Higher Education as a human right: Perspectives from youth and Special Rapporteur
Participant: Koumbou Boly-Barry, UN Special Rapporteur on the Right to Education
Youth perspectives on higher education as a human right: Kenisha Arora, UNESCO’s Youth Representative for North America and Europe through the SDG4 Youth Network; Eva Papalicolaqui, coordinator of the Sustainable Development Solutions Network (SDSN) Hub, Athens University of Economics and Business; Eréndira Rodríguez de León, Founder of the social initiative ADUX: Leaders for Education, México.
Moderator: Emma Sabzalieva, Head of Higher Education Research and Policy Analysis at UNESCO IESALC
- Everyone has the right to education. Not only early childhood, primary or secondary education but the right to lifelong education.
- Teaching must be flexible to adapt to the needs and demands of the society they serve
- It is not possible to talk about HE without addressing academic and research freedom. Academic freedom and scientific activities need to be implemented by institutions.
- To be autonomous is to enjoy independence and to make decisions compatible with the public control system.
- Knowledge needs to be culturally contextual and accessible
- HE is a common good, science as a common good
- Special protective measures need to be put in place for refugee students (of ethnic and foreign origin, for example displaced students in Ukraine).
- Access to quality public HE as a fundamental human right
- Governments prioritize primary and secondary education, often forgetting HE.
- Digitalization of HE shrinks the space for data protection of users, especially students.
- Ethical questions on funding source vs accountability of the university to the public and research.
- Corruption is an obstacle for better funding of public HE
- Listen to youth – include them in policy making
- Governments don’t want to spend their money on HE therefore they want to encourage the private sector to fill that gap and that can be very damaging to research. This also leads to the commercialization of higher education.
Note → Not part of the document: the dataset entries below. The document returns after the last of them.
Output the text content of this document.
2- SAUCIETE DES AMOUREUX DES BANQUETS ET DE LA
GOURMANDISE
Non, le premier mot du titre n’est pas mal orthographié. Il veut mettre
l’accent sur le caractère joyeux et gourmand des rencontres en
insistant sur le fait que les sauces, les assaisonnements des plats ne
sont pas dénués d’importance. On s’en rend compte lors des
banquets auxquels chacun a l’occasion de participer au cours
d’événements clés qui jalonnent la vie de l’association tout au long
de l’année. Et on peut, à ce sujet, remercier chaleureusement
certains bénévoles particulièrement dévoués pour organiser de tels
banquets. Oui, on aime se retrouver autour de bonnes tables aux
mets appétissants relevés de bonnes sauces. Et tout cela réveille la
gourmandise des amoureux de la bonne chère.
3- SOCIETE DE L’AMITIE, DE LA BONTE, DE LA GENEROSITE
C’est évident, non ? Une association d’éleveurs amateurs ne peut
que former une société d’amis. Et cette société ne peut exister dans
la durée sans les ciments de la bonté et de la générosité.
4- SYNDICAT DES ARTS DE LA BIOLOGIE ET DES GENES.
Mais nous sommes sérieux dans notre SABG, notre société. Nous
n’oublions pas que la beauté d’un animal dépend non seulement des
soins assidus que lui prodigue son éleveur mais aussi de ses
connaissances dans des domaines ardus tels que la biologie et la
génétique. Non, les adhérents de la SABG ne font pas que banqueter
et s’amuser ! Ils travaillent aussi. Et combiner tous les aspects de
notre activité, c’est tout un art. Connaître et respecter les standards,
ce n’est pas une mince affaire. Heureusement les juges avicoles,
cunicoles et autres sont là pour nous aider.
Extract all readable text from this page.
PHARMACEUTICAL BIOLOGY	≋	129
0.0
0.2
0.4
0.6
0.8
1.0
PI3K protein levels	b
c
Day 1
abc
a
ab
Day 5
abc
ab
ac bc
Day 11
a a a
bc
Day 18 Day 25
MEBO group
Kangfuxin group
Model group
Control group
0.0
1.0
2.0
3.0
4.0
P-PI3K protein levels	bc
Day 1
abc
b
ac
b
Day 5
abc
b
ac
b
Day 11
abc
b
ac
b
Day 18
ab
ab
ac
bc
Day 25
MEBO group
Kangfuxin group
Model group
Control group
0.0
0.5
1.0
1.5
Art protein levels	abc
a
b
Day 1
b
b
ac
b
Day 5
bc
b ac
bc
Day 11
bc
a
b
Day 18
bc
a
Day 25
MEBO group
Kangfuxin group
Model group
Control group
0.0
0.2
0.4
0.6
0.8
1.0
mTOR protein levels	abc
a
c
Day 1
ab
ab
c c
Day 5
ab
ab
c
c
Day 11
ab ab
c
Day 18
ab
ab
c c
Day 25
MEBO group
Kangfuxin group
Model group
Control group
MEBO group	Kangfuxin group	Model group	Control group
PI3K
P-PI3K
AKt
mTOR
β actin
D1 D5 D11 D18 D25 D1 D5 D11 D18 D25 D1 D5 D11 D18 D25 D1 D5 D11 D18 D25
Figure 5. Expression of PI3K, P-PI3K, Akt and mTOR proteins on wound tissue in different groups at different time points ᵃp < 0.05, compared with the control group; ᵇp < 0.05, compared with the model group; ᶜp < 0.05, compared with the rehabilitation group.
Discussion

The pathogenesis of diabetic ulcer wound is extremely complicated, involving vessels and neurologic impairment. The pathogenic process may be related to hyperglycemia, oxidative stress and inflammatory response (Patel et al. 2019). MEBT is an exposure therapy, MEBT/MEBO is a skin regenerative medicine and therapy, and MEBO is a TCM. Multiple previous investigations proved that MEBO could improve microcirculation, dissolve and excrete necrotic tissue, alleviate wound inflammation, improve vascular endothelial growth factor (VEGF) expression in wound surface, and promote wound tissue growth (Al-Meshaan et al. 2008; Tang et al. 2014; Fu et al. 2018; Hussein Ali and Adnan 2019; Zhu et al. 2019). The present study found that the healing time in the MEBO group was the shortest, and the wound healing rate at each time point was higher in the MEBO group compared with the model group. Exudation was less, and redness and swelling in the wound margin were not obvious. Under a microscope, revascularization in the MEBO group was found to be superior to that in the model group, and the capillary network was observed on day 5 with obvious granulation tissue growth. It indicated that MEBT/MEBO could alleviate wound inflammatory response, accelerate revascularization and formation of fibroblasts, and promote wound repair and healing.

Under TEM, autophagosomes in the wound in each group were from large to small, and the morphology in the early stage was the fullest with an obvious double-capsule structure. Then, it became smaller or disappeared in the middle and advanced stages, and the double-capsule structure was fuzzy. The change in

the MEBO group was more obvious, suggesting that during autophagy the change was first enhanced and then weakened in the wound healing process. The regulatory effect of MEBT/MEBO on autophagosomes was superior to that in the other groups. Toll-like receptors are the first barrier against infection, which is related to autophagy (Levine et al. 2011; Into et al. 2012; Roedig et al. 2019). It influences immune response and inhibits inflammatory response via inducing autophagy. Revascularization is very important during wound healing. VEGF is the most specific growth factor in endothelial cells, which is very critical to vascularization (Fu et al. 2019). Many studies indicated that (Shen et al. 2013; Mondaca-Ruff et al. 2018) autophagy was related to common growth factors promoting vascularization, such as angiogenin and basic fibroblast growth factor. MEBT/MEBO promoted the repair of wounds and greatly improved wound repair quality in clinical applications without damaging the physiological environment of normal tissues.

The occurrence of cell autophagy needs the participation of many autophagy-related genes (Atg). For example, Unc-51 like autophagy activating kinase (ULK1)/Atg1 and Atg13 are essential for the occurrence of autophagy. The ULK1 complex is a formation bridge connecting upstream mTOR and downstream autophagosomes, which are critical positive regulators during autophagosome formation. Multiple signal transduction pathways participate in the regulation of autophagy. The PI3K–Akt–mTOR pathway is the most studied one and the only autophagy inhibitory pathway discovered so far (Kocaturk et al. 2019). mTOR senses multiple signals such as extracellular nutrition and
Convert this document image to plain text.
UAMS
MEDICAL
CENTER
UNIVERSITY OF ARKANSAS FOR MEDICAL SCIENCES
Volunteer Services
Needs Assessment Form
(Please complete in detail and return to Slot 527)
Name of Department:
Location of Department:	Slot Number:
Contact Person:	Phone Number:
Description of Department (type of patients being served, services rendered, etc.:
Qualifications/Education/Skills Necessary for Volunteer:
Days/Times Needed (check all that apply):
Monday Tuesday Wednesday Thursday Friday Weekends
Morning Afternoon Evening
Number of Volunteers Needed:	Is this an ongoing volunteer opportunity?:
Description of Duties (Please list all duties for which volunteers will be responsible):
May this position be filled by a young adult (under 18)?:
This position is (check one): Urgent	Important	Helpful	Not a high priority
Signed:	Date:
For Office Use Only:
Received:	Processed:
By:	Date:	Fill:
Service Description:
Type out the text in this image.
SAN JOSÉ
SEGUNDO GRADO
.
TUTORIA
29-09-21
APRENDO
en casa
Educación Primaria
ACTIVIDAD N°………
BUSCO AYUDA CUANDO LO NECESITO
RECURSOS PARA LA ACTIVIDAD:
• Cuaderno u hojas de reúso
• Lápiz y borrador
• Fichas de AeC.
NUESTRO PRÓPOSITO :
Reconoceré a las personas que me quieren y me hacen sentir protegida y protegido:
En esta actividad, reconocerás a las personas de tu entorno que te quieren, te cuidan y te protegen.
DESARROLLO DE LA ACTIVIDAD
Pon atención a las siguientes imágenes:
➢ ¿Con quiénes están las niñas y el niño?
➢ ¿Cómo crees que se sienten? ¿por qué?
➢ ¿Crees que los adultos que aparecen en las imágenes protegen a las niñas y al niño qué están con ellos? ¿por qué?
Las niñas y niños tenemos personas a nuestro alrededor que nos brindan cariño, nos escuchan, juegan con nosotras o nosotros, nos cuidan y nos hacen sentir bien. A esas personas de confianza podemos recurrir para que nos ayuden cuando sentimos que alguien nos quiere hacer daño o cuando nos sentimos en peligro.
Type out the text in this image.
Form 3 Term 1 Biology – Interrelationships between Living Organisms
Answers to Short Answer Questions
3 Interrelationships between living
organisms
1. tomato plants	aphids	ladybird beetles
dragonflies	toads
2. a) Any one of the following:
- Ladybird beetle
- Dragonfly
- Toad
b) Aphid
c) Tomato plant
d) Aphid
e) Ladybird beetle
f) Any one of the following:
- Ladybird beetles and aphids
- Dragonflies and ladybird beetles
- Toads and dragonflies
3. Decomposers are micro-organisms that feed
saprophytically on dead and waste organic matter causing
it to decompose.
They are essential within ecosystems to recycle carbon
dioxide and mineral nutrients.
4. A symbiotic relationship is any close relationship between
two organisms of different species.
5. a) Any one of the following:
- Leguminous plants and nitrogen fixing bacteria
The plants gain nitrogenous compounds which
- We need to think about the rights that we have when we navigate online spaces, especially now that online education is so widespread.
- 1 in 3 students are bullied in HE and there is no law protecting them from violence.
- It’s not only about student well-being when it comes down to the basics of safety.
- HE should emphasize leadership skills and community service so that the students will have a positive social impact in their communities. Enhance leadership towards social work.
- There is no point in having all the laws and protocols if we don’t act.